Grâce à son engagement pour l’environnement, la Chine réussit à avoir une bonne image sur l’échiquier diplomatique, à défaut d’y arriver sur les droits de l’homme. Elle n’est pas le premier pays à atteindre la neutralité carbone, mais a été le plus rapide. Alors qu’il a fallu aux États-Unis plus de quarante-cinq ans pour y arriver à partir de leur pic d’émission de carbone, et plus de soixante-dix ans pour l’Europe, Pékin a atteint son objectif en à peine trente ans. Une efficacité qui sonne comme une revanche deux siècles après les guerres de l’opium. Même pour Washington, il devient de plus en plus difficile de lui contester le leadership environnemental. Les émissions de carbone par habitant aux États-Unis restent en 2056 plus élevées que celles en Chine. Le pays est surtout devenu une usine verte qui fournit le monde entier. C’est non seulement ici que se situent les plus importantes capacités de production d’énergies renouvelables au monde, mais c’est aussi en Chine que sont construits la majorité des panneaux solaires, éoliennes, véhicules à hydrogène ou puits à carbone utilisés sur terre, et en premier lieu pour l’Afrique.

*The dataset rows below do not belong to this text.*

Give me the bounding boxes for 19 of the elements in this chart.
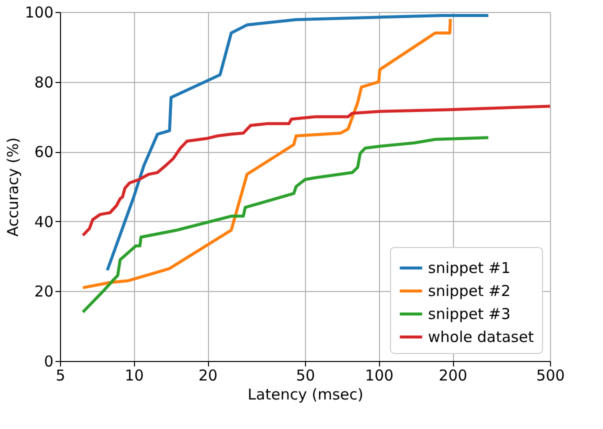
legend-label: snippet #2: [428, 282, 511, 300]
x-tick-label: 10: [124, 366, 144, 384]
y-tick-label: 20: [34, 282, 54, 301]
legend-label: whole dataset: [428, 328, 534, 346]
y-tick-label: 0: [44, 352, 54, 370]
y-tick-label: 100: [24, 4, 54, 22]
legend-label: snippet #3: [428, 305, 511, 323]
x-axis-title: Latency (msec): [248, 386, 364, 404]
x-tick-label: 5: [56, 366, 66, 384]
x-tick-label: 100: [364, 366, 394, 384]
y-tick-label: 80: [34, 73, 54, 92]
x-tick-label: 20: [198, 366, 218, 384]
x-tick-label: 500: [536, 366, 565, 384]
x-tick-label: 50: [296, 366, 316, 384]
legend-label: snippet #1: [428, 259, 511, 277]
y-axis-title: Accuracy (%): [4, 137, 22, 237]
x-tick-label: 200: [438, 366, 468, 384]
y-tick-label: 40: [34, 212, 54, 231]
y-tick-label: 60: [34, 143, 54, 162]
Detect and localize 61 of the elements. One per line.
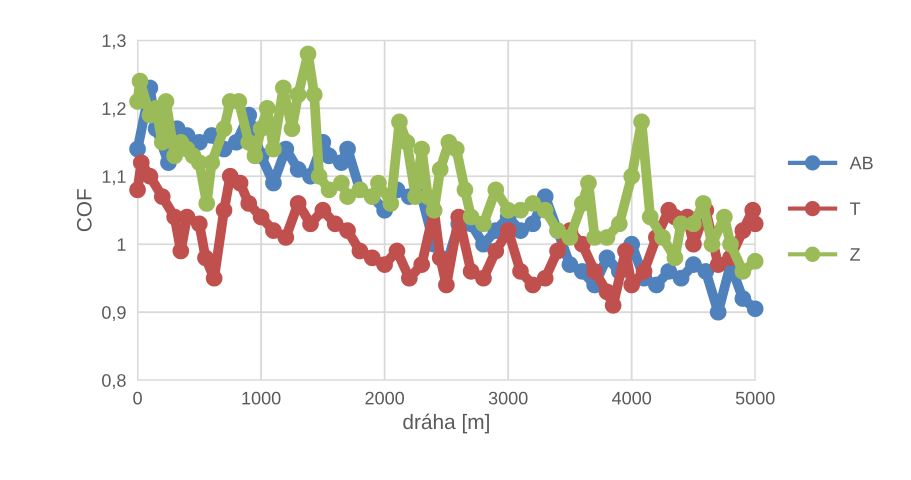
point (290, 161, 306, 178)
point (352, 242, 368, 260)
legend-label: T (850, 202, 860, 215)
x-tick-label: 2000 (365, 392, 404, 405)
point (339, 222, 356, 239)
point (734, 290, 752, 307)
point (648, 276, 665, 294)
point (376, 256, 393, 273)
point (314, 202, 332, 219)
point (462, 263, 480, 280)
point (487, 242, 504, 260)
y-tick-label: 1,1 (102, 170, 126, 186)
point (240, 195, 258, 212)
x-tick-label: 4000 (612, 392, 652, 405)
point (524, 216, 542, 232)
point (432, 249, 449, 266)
point (190, 216, 208, 232)
point (326, 216, 344, 232)
point (734, 222, 752, 239)
y-axis-title: COF (76, 189, 92, 232)
x-tick-label: 1000 (242, 392, 280, 405)
y-tick-label: 1 (118, 238, 126, 251)
point (586, 263, 603, 280)
point (129, 140, 146, 158)
y-tick-label: 0,8 (102, 374, 126, 390)
legend-label: AB (850, 156, 873, 170)
y-tick-label: 1,2 (102, 102, 126, 118)
x-axis-title: dráha [m] (403, 414, 489, 434)
point (549, 242, 566, 260)
point (475, 270, 492, 287)
point (142, 168, 158, 185)
point (685, 256, 702, 273)
y-tick-label: 1,3 (102, 34, 126, 50)
point (302, 216, 319, 232)
point (697, 263, 714, 280)
point (333, 154, 350, 171)
point (746, 300, 764, 318)
x-tick-label: 0 (133, 392, 142, 405)
x-tick-label: 5000 (736, 392, 775, 405)
point (413, 256, 430, 273)
point (252, 208, 270, 226)
point (710, 256, 726, 273)
x-tick-label: 3000 (488, 392, 528, 405)
point (154, 188, 171, 205)
point (512, 263, 529, 280)
legend-label: Z (850, 248, 860, 261)
point (364, 249, 381, 266)
point (536, 270, 554, 287)
point (216, 202, 232, 219)
point (197, 249, 214, 266)
y-tick-label: 0,9 (102, 306, 126, 322)
point (562, 256, 578, 273)
point (232, 174, 248, 192)
point (129, 182, 146, 198)
point (636, 263, 652, 280)
point (672, 270, 690, 287)
point (277, 229, 294, 246)
point (475, 236, 492, 253)
point (265, 222, 282, 239)
point (132, 154, 150, 171)
point (524, 276, 542, 294)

Dane Vince rêve justement de nouveaux horizons. Un cadre du Parti, friand de ses diamants, lui a furtivement glissé que le Comité central prépare une ébauche de marché supranational du carbone. Malgré les réticences de Washington, qui préfère conserver avec la Chine un système de taxes carbone, Pékin peut compter sur le soutien de nombreux pays africains et européens, notamment ceux piégés par la dette des nouvelles routes de la soie, achevées en 2049. À défaut de rembourser les sommes avancées par la Chine pour construire ces infrastructures, les États pourront, dans le cadre de ce marché commun du carbone, rembourser la Chine en quotas carbone. La valeur de cette matière, à la tonne ou en carat, pourrait alors atteindre de nouveaux sommets.